I remember how I used to gather sweet chestnuts in the park with my brother and father as a child. And how they sometimes exploded when roasting in the oven with a loud bang. And then how the oven looked.
If I prepare fresh chestnuts in the autumn, then I prefer to cook them in water (first always prick with a knife!). I prefer to buy hot, roasted chestnuts on the Christmas market. Then they are like potatoes with a sweet, nutty flavor.
The list of preparation options for eating chestnuts is long: cooked (and always peeled, of course), they can replace potatoes in many places, for example as filling and chestnut puree. Chestnut flour can be added to baked goods but is not bakeable alone because chestnuts don’t contain gluten. Pasta and pastry products can finally be made from flour mixtures with sweet chestnut flour.

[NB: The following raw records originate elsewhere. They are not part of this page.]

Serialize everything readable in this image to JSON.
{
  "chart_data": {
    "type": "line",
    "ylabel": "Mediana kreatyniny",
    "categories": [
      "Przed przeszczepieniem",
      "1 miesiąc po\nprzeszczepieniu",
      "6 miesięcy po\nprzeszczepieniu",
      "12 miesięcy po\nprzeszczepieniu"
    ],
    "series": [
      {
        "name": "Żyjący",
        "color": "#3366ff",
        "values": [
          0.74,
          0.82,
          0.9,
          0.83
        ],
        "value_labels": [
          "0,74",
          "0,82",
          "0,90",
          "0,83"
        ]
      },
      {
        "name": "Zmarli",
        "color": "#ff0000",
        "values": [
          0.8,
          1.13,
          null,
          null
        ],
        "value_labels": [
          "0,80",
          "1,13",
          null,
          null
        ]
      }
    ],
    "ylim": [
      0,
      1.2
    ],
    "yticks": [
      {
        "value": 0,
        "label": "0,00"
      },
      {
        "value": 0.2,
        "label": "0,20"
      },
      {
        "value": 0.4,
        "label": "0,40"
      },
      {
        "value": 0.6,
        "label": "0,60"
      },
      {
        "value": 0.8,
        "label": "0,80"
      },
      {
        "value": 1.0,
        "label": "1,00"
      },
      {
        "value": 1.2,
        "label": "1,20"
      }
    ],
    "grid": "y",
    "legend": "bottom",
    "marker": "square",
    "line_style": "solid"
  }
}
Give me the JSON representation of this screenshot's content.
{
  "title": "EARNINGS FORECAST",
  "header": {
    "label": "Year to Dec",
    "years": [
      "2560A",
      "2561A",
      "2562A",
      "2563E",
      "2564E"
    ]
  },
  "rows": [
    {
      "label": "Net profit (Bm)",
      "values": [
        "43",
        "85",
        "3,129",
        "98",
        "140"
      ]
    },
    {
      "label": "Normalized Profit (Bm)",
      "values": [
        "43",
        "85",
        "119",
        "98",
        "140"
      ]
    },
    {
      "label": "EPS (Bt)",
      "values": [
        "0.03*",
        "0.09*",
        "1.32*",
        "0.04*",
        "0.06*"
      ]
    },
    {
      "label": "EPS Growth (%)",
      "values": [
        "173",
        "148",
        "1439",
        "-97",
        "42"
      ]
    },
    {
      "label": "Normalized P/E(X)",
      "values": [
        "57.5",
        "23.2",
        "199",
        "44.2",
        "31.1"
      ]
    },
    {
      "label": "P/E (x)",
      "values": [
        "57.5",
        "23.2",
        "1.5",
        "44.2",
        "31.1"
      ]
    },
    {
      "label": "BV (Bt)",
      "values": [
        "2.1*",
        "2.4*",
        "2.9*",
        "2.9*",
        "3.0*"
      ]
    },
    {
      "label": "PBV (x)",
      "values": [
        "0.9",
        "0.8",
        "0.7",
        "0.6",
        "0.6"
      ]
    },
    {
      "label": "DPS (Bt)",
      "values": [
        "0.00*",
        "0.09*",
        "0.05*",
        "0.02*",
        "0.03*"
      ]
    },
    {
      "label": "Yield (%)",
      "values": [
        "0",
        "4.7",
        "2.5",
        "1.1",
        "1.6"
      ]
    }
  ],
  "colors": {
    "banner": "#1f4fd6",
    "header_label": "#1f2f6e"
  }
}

Candied in syrup or sugar they are not only durable, but also basis for chestnut glacés. The dessert Vermicelle or Vermicelles is made from sweet chestnut and other ingredients in Switzerland. Other traditional desserts are Castagnacci (chestnut bread), Necci (pancake), Pallotte (marinated in fennel water), ice cream, crème de marron, chestnut jam and pudding. Even beer (Corsica and Switzerland) and liqueur (Italy and France) can be made from sweet chestnuts.
Chestnuts contain a lot of water and sugar, which is why they quickly go bad in the fresh state. In addition to cooking and vacuum packaging, as often found in vegetable shelves in the supermarket, the nuts can be preserved in various ways. In Turkey, sweet chestnuts, including the spiny cupules, are placed in a heap, which makes them durable through fermentaion (“Ricciaia”). In hydrotherapy, peeled maroons are placed in cold water for several days, preserved by lactic acid fermentation and finally dried.